Mermaid Diagram: The Cascade of Constraints

graph TD
     Specific Environmental Constraints
    LocalDist[Constraint: Localized Disturbance]
    WeakConnect[Constraint: Weak Connectance]
    
     Relationships
    Chaos -->|Reduction of Variety| Constraint
    Constraint -->|Manifests as| Causality
    Causality -->|Drives system to| Equilibrium
    Equilibrium -->|System gets 'trapped' in stable states| NonErgodicity
    
    NonErgodicity -->|Preservation of Trace| Memory
    NonErgodicity -->|Selection of Stable Forms| LocalDist
    NonErgodicity -->|Selection of Stable Forms| WeakConnect
    
    LocalDist -->|Survival via Dispersion| Speciation
    WeakConnect -->|Survival via Decomposition| Hierarchy

    %% Contextual Notes
    style Constraint fill:#f9f,stroke:#333,stroke-width:2px
    style NonErgodicity fill:#bbf,stroke:#333,stroke-width:2px
    style Speciation fill:#bfb,stroke:#333,stroke-width:2px
    style Hierarchy fill:#bfb,stroke:#333,stroke-width:2px

Explanation of Connections

ConstraintCausality: Causality is defined as a relation where the state of one variable restricts (constrains) the possibilities of another. Without constraint, there is no cause and effect, only independence[2],[15].

CausalityNon-Ergodicity: A system governed by laws (causality) will eventually eliminate unstable states and “lock in” to stable modes of behavior (equilibria). It becomes non-ergodic because it ceases to visit all possible states and stays within a selected subset. Ashby notes that “retaining memory is essentially complementary with being ergodic, and essentially incompatible”[6],[16].
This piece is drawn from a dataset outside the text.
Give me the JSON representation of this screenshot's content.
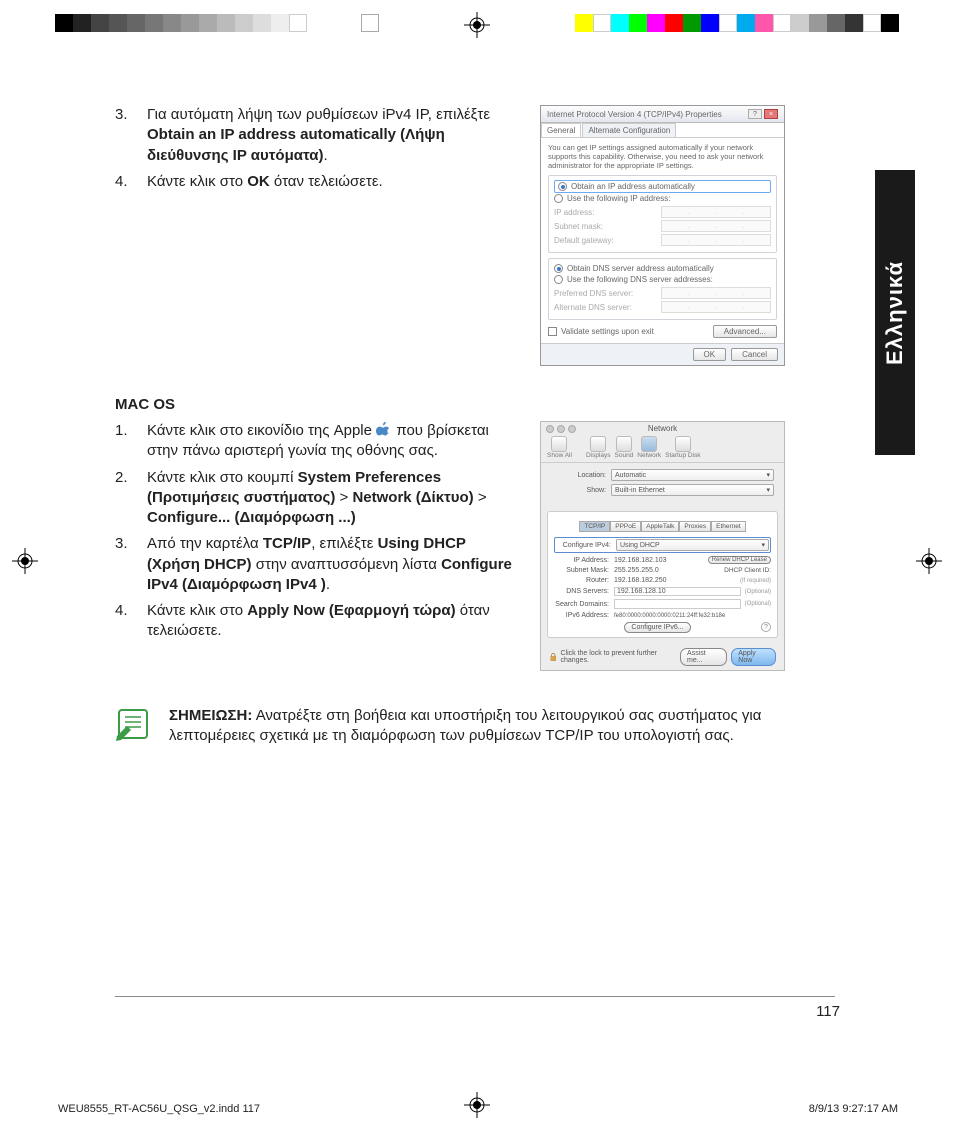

Non-ErgodicitySpeciation: Ashby argues that reproduction is not a magical life force but a specialized adaptation to localized disturbances. In a non-ergodic world where bad events happen locally (e.g., a rock falls here, not everywhere), the only systems that persist are those that break into multiple, dispersed units (species). “Reproduction is… a specialized form of adaptation against a special class of disturbances”[7],[17],[10].
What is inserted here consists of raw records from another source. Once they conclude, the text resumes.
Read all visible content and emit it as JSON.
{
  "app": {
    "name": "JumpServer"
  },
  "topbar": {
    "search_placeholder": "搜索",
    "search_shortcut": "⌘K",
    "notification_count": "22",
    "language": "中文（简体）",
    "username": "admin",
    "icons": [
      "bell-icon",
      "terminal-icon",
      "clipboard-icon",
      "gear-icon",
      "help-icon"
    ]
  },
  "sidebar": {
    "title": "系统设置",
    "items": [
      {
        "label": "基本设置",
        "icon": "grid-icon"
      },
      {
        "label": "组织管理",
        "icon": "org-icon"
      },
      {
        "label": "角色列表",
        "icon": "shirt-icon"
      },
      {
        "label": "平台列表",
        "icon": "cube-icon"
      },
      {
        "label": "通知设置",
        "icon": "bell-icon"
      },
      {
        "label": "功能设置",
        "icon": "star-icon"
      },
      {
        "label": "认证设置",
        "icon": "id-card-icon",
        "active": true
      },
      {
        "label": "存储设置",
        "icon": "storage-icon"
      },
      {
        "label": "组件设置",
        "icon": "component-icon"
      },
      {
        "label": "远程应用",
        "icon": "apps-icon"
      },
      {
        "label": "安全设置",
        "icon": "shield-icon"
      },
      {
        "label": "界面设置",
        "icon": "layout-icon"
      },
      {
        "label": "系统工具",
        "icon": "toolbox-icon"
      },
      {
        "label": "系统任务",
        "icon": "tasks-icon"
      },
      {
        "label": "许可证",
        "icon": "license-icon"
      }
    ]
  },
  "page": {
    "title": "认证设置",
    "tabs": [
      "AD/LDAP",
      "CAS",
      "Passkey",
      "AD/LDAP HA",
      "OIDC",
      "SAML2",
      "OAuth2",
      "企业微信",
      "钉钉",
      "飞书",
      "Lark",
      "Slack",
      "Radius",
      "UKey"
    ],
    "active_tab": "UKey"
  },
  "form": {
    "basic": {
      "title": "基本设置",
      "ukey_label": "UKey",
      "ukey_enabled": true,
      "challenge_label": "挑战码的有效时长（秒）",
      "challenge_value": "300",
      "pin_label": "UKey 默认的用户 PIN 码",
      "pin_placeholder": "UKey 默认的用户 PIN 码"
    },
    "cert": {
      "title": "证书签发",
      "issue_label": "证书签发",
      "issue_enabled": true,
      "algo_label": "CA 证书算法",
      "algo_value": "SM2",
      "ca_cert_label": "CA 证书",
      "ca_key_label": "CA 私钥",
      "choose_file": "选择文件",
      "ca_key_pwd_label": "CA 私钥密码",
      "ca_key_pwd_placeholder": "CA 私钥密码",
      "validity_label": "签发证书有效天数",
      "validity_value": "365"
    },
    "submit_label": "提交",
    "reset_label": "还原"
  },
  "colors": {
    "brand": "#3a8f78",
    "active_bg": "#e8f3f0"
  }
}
Non-ErgodicityHierarchy: Complex systems naturally evolve toward configurations where parts are not fully connected (low connectance). If every part affected every other part, the system would be unstable (the “mesa” phenomenon). Therefore, surviving non-ergodic systems naturally exhibit Hierarchy (or reducibility), where parts interact strongly within subsystems but weakly between them[11],[18],[19],[14].